Nintendo outlined the Dolphin structure this past May when it announced an alliance with Matsushita Electric Industrial Co. Ltd., from which it will obtain DVD technology, including copy protection. Dolphin will use a customized 400-MHz PowerPC that will be supplied by IBM Corp., a 200-MHz DRAM embedded graphic chip developed by ArtX Inc., and high-speed DRAM with a memory-bus bandwidth of 3.2 Gbytes per second. All these chips will be fabricated in a 0.18-micron process. NEC intends to eventually shift the line to 0.13-micron production using the UX4 process.

Hiroshi Yamashita, president of Nintendo, hinted in May that NEC would supply the graphics chip and high-speed DRAM for Dolphin. NEC has been supplying the core chips of the current-generation Nintendo 64 player, including the CPU, so the companies have already established a close relationship.

NEC will fabricate Nintendo's graphics chip and high-speed DRAM on the same line. The DRAM will be "an application specific memory" dedicated for use in Dolphin, said Keiichi Shimakura, associate senior vice president of NEC.

NEC executives provided little detail of the chips, but said the data-transfer rate of the DRAM would be 3.2 Gbytes/second, which is faster than Rambus. The 3.2-Gbyte rate is equal to that of Sony's Playstation 2, which will use Rambus as main memory.

NEC will first install the 0.13-micron UX4 process on a line of its Tsuruoka fab, located at NEC Yamagata in northern Japan, in the second half of its current fiscal year, which ends in March.
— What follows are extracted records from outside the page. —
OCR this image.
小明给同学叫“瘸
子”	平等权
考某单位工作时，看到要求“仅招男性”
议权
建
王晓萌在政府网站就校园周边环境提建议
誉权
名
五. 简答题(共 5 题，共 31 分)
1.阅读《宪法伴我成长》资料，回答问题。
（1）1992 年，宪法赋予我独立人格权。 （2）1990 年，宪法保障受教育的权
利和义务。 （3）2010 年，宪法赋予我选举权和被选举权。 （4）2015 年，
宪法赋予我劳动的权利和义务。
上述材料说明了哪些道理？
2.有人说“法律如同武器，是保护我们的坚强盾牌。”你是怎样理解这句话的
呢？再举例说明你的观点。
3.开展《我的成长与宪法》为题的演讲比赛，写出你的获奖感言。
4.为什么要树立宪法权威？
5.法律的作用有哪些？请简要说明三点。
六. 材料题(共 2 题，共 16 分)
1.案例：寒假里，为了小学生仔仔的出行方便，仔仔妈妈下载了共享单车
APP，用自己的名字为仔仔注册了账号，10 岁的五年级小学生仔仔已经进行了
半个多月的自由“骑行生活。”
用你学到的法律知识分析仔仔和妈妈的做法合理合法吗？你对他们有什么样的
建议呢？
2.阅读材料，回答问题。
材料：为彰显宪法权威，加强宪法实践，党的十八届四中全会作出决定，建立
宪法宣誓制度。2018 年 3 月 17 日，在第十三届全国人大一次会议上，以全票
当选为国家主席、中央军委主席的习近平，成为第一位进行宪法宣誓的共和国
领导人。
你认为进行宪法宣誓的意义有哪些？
The company will invest about $142 million on the line, which will begin fabrication using UX4 next April.

"Tsuruoka fab will be the main base of UX4 process technology, but we decided to make the No. 9 fab as the base of embedded DRAM devices," said Shimakura. The company's No. 9 fab will be equipped with optical scanners featuring KrF lithography to prepare for the UX4 process.

"The load of embedded DRAM chips on a line is heavy," said Shimakura. "It is impossible to make embedded DRAM chips on our existing lines. We need a new line."

The first target of the new fab is chips for Dolphin, but the line could be used for UX4-based chips in the future, Shimakura said.